Officiellement, l’écrivain tchèque Jan Zabrana est mort en 1984. Dans ce journal intime, il nous apprend pourtant qu’il s’est considéré comme mort dès les années 1950, durant lesquels il perdit successivement sa mère puis son père, tous les deux incarcérés lors des procès staliniens. Zabrana est alors âgé d’une vingtaine d’années et son parcours étudiant est sans cesse perturbé par le régime communiste. Devenu ajusteur puis aiguiseur à l’usine, il peaufine ses premières notes écrites sous le signe de la fureur et de la nausée. Jusqu’en 1984, il noircira ainsi plus de 3000 pages, dont un tiers environ est publié en 1992 en Tchéquie (le journal Lidove noviny en fait le « livre de l’année »). Patrik Ourednik en a habilement extrait une centaine de pages couvrant la période de normalisation politique, dans l’après 1969 ; des pages qui replongent aussi dans le traumatisme des époques précédentes, celles de l’hégémonie stalinienne et du dégel, soit un « régime de meurtre, de mensonge, de triche, d’abrutissement… Je mourrai dans l’Histoire falsifiée ».

Zabrana ne meurt pas mais son quotidien et son écriture, bordés et cernés par la mort et la mise à l’écart de ceux qu’il aime (« Ce qui était vivant est mort, et ce qui était mort ressort par toutes les fentes »), tiennent encore debout grâce ses séances de lectures. Traducteur du russe et de l’anglais (Pound, Ginsberg), il dévore dans ces deux langues les Mémoires de Mandelstam. Il aime aussi Pasternak et Bounine, « l’un des rares écrivains qui a réussi au vingtième siècle à mourir les mains propres ». Entre deux souvenirs de sa mère, brillants de sincérité et d’émotion, il dresse le bilan d’une littérature tchèque engluée dans une situation d’ »apartheid » : d’un côté, les auteurs agréés par l’Union des écrivains qui vomissent livre sur livre en toute complicité avec « ceux qui ont dû interdire, liquider tous les autres pour pouvoir régner » ; de l’autre, les écrivains brisés par la censure, publiés sous forme de samizdat ou exilés à l’Ouest et qui forment pour lui une génération sacrifiée (« tous sont mes frères »), une mémoire sinistrée qu’il ne confine pas aux seuls frontières tchèques. Les censures du régime castriste et les errances idéologiques de Sartre ou de Pound sont aussi dans sa ligne de mire.

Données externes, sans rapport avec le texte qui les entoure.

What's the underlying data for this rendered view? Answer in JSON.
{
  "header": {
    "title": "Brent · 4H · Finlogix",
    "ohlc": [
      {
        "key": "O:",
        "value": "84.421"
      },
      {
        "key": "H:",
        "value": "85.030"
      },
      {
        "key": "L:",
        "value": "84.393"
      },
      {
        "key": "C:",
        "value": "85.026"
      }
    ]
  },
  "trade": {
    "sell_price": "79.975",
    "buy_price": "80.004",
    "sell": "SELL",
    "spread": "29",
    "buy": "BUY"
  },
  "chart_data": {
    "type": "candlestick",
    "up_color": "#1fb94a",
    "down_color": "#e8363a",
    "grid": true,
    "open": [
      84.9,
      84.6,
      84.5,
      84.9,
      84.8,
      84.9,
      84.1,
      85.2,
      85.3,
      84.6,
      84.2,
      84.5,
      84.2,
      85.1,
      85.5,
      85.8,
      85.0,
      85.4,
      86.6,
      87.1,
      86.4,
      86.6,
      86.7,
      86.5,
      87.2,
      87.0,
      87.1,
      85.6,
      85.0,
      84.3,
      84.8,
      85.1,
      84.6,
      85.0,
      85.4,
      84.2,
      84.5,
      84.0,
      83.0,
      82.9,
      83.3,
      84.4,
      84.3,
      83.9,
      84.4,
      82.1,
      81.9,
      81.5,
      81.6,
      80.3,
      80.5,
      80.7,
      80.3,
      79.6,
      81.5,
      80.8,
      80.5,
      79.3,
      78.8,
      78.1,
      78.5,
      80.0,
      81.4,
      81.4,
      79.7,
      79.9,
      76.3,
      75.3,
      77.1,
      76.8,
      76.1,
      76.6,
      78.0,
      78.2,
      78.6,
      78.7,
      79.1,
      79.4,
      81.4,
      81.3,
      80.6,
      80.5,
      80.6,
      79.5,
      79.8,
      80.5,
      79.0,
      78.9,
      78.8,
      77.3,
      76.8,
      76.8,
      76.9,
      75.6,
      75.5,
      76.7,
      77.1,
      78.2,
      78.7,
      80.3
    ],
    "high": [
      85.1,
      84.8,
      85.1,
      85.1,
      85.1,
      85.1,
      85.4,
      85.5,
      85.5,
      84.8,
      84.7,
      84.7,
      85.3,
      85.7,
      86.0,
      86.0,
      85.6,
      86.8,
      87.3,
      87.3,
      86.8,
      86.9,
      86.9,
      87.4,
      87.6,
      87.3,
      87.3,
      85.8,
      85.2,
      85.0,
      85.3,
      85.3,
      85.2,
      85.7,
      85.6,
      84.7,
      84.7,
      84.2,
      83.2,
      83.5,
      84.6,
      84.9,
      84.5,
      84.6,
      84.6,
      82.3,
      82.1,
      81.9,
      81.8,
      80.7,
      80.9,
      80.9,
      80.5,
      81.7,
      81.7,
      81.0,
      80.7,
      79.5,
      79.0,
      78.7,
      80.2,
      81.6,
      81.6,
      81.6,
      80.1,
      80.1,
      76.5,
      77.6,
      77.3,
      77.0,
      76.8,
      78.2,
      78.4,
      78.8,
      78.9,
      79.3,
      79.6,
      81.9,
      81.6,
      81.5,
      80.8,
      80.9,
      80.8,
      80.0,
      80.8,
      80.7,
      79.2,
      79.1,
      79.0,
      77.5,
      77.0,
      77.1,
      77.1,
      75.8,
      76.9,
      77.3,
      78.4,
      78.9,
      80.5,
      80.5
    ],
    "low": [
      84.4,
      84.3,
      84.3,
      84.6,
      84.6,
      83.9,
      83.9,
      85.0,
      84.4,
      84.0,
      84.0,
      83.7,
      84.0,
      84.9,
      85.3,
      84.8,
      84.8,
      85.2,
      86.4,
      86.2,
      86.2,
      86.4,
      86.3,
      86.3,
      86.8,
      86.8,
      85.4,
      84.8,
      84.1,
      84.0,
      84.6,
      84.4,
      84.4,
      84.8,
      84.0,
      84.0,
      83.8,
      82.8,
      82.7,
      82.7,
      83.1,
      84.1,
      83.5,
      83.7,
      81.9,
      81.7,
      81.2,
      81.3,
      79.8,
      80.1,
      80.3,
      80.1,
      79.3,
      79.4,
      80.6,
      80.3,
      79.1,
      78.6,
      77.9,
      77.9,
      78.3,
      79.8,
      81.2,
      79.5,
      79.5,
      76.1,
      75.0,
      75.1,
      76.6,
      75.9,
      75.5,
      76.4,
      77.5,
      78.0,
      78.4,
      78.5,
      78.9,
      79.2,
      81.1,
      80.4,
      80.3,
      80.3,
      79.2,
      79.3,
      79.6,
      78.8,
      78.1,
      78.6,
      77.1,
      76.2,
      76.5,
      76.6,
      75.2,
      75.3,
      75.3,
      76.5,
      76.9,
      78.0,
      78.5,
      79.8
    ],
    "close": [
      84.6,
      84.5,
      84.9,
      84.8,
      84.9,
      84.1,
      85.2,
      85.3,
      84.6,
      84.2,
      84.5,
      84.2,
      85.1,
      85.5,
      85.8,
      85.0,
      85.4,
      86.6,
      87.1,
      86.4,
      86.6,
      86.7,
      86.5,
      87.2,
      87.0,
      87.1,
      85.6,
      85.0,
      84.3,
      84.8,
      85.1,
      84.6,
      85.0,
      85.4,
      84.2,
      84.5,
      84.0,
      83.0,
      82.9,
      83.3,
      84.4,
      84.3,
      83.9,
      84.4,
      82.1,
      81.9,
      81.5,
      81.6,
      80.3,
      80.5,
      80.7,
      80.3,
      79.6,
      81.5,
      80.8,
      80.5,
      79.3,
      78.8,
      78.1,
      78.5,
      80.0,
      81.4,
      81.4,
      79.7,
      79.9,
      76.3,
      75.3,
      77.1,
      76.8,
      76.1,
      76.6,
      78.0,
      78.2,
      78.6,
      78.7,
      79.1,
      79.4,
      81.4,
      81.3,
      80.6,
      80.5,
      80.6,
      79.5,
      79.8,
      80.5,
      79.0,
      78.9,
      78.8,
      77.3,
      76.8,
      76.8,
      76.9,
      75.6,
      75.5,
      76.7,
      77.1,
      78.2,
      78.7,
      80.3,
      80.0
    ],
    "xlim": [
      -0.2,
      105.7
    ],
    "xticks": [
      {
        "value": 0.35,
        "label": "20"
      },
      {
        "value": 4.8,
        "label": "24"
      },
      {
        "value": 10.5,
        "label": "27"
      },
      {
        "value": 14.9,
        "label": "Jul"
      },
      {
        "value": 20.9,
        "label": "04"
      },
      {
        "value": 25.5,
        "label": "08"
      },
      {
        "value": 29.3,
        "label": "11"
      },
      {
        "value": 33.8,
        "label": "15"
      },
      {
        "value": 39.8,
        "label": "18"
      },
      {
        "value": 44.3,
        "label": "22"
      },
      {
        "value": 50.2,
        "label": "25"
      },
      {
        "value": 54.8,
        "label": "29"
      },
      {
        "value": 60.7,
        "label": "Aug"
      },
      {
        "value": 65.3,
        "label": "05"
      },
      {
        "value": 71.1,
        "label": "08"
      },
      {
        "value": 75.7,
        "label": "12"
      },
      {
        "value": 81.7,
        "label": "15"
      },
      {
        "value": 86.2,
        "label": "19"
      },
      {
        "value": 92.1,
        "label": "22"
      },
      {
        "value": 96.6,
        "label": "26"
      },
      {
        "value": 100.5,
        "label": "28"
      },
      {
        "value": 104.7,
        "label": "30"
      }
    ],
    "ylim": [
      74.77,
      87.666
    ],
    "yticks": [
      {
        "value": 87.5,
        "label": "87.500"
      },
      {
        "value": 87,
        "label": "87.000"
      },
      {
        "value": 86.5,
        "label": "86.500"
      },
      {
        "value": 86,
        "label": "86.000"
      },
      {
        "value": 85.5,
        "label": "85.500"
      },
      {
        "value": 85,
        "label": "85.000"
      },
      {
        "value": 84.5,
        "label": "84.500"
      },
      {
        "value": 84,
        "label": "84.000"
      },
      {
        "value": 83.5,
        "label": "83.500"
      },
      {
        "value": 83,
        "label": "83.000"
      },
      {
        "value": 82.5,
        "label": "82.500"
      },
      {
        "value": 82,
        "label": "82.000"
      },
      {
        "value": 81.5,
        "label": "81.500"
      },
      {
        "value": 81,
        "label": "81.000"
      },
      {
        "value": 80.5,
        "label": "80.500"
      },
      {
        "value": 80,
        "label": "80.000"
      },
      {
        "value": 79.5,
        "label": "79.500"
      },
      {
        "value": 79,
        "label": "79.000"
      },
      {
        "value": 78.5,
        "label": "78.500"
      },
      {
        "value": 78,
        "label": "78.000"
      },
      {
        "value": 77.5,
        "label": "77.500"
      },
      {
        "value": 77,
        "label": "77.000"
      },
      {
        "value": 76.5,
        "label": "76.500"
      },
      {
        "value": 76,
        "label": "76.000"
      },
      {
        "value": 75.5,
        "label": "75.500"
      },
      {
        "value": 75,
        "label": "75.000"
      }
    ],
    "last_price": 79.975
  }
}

Zabrana n’a d’ailleurs pas son pareil pour pointer, à coup d’insultes, d’anecdotes, de réminiscences ou de vifs décryptages, les mensonges et mesquineries de ces années-là. Le regard qu’il porte sur propre condition, celle d’une conscience en captivité, impuissante et minée au jour le jour par des hordes d’hypocrites prêts à le dénoncer sous n’importe quel prétexte, est assurément des plus marquants. Refusant tout filon narratif et toute prétention à se montrer sous un meilleur jour, Zabrana offre néanmoins bien plus qu’un simple témoignage historique. Ce diagnostic féroce, « notice nécrologique » d’une génération, décline aussi un style irréprochable, compact, bardé d’aphorismes, de bouts de poèmes (Zabrana a publié trois recueils de poésie) et de piques cinglantes contre les imbéciles lettrés. Tirée vers l’avant par son intransigeance, sa prose devient un formidable outil de constat et de réflexion. « C’est quoi, ces notes, ces gloses, ces mots pêchés au hasard, épinglés dans un cahier comme des papillons ? Une oeuvre suspendue ». L’éditeur ne promet rien, mais on peut espérer que la qualité de cette sortie et un improbable succès permettront de traduire le reste de l’oeuvre.